Lick granuloma (also called acral lick granuloma, acral lick dermatitis, acral pruritic nodule, and ALD) is a common, stubborn skin disease. It is caused by a dog repeatedly licking an area of the body, usually the lower leg. The chronic, localized self-trauma leads to irritation of the skin, resulting in open sores. Lick granulomas may be mistaken for cancer or foreign-body granulomas. Cats do not develop lick granulomas. However, lick granulomas can occur in cattle, humans, and various other species.
- Atopy (atopic dermatitis)
- Flea bite sensitivity
- Food allergy
- Emotional/behavioral problems
- Staphylococcal furunculosis
- Joint pain
In a 2006 study of 559 canine skin conditions in general veterinary practice, the prevalence of ALD was 2.9%. Allergies and behavioral conditions are common underlying ALD causes. However, ALD is likely due to multiple factors. Secondary bacterial infection occurs in both allergic and behavioral ALD. In a 2008 study involving 31 ALD cases, 97% (31/32) had a bacterial infection. Both a secondary infection and a foreign body reaction from ruptured hair follicles (furunculosis) keep the ALD going. An ulcerative skin lesion from the licking may become itchy and continue to fuel the itch-lick cycle. In some dogs with ALD, the licking releases endorphins, which can soothe the dog, reduce anxiety, and suppress pain perception.
Both males and females can have lick granulomas, and dogs of any age can be affected.
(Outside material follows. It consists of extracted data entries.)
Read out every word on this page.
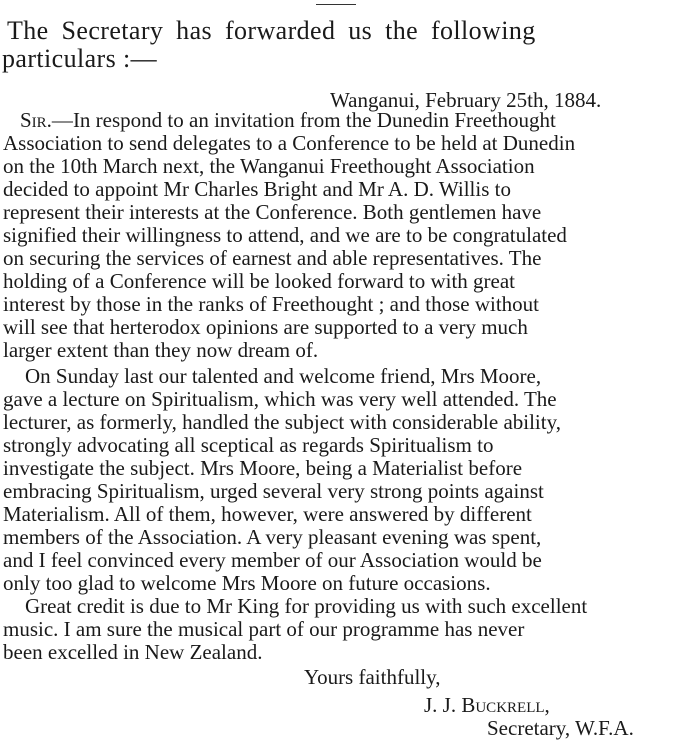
The Secretary has forwarded us the following
particulars :—
Wanganui, February 25th, 1884.
Sir.—In respond to an invitation from the Dunedin Freethought
Association to send delegates to a Conference to be held at Dunedin
on the 10th March next, the Wanganui Freethought Association
decided to appoint Mr Charles Bright and Mr A. D. Willis to
represent their interests at the Conference. Both gentlemen have
signified their willingness to attend, and we are to be congratulated
on securing the services of earnest and able representatives. The
holding of a Conference will be looked forward to with great
interest by those in the ranks of Freethought ; and those without
will see that herterodox opinions are supported to a very much
larger extent than they now dream of.
On Sunday last our talented and welcome friend, Mrs Moore,
gave a lecture on Spiritualism, which was very well attended. The
lecturer, as formerly, handled the subject with considerable ability,
strongly advocating all sceptical as regards Spiritualism to
investigate the subject. Mrs Moore, being a Materialist before
embracing Spiritualism, urged several very strong points against
Materialism. All of them, however, were answered by different
members of the Association. A very pleasant evening was spent,
and I feel convinced every member of our Association would be
only too glad to welcome Mrs Moore on future occasions.
Great credit is due to Mr King for providing us with such excellent
music. I am sure the musical part of our programme has never
been excelled in New Zealand.
Yours faithfully,
J. J. Buckrell,
Secretary, W.F.A.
Breeds commonly affected include but are not limited to: Doberman pinscher, German shepherd, German short haired pointer, Golden retriever, Great Dane, Irish setter, Labrador retriever, and Pointer. This breed predisposition may be due to genetics, or it could be due to the tendency of large breed dogs to be used as working and socially interactive dogs. Boredom results in the dogs licking, because they need something to do.
Signs include hair discoloration, hair loss, skin sores, hyperplasia (an abnormal increase in the number of normal cells), fibrosis (formation of fibrous skin and tissue similar to gristle), lameness caused by the mass, and growth of the underlying bone. The lesions are usually solitary, but they can occur on more than one limb at the same time. The areas most frequently affected are the front and sides of the lower legs. In rare cases, lick granulomas can occur in the flank or at the base of the tail.
Diagnostic tests include physical examination, skin cell examination, biopsy/histopathology, radiographic examination (X-rays), and skin culture.
- Treating the physical cause(s)
- Identifying and correcting the mental or emotional causes. (This may be accomplished by increasing the amount of human contact, changing kenneling habits, providing other animal companionship, distracting with chew toys, etc.)
- Drug treatment options (including sedatives/tranquilizers, endorphin blockers, corticosteroids, antidepressants, antibiotics, and pentoxifylline).
- Surgical removal of the lesion
- Radiation therapy
- Prevention of licking (bandages on the lesion, application of bad-tasting substances, e-collars, etc.)
- Laser therapy
NOTE: No treatment is uniformly successful. ALD is hard to control or cure. You may need to try different treatments because not every treatment works for every cause. Periodic re-check examinations and skin tests may also be needed.
The prognosis is fair. Treatment can take months. This condition is difficult to control, so owner compliance and dedication are vital to resolving the problem.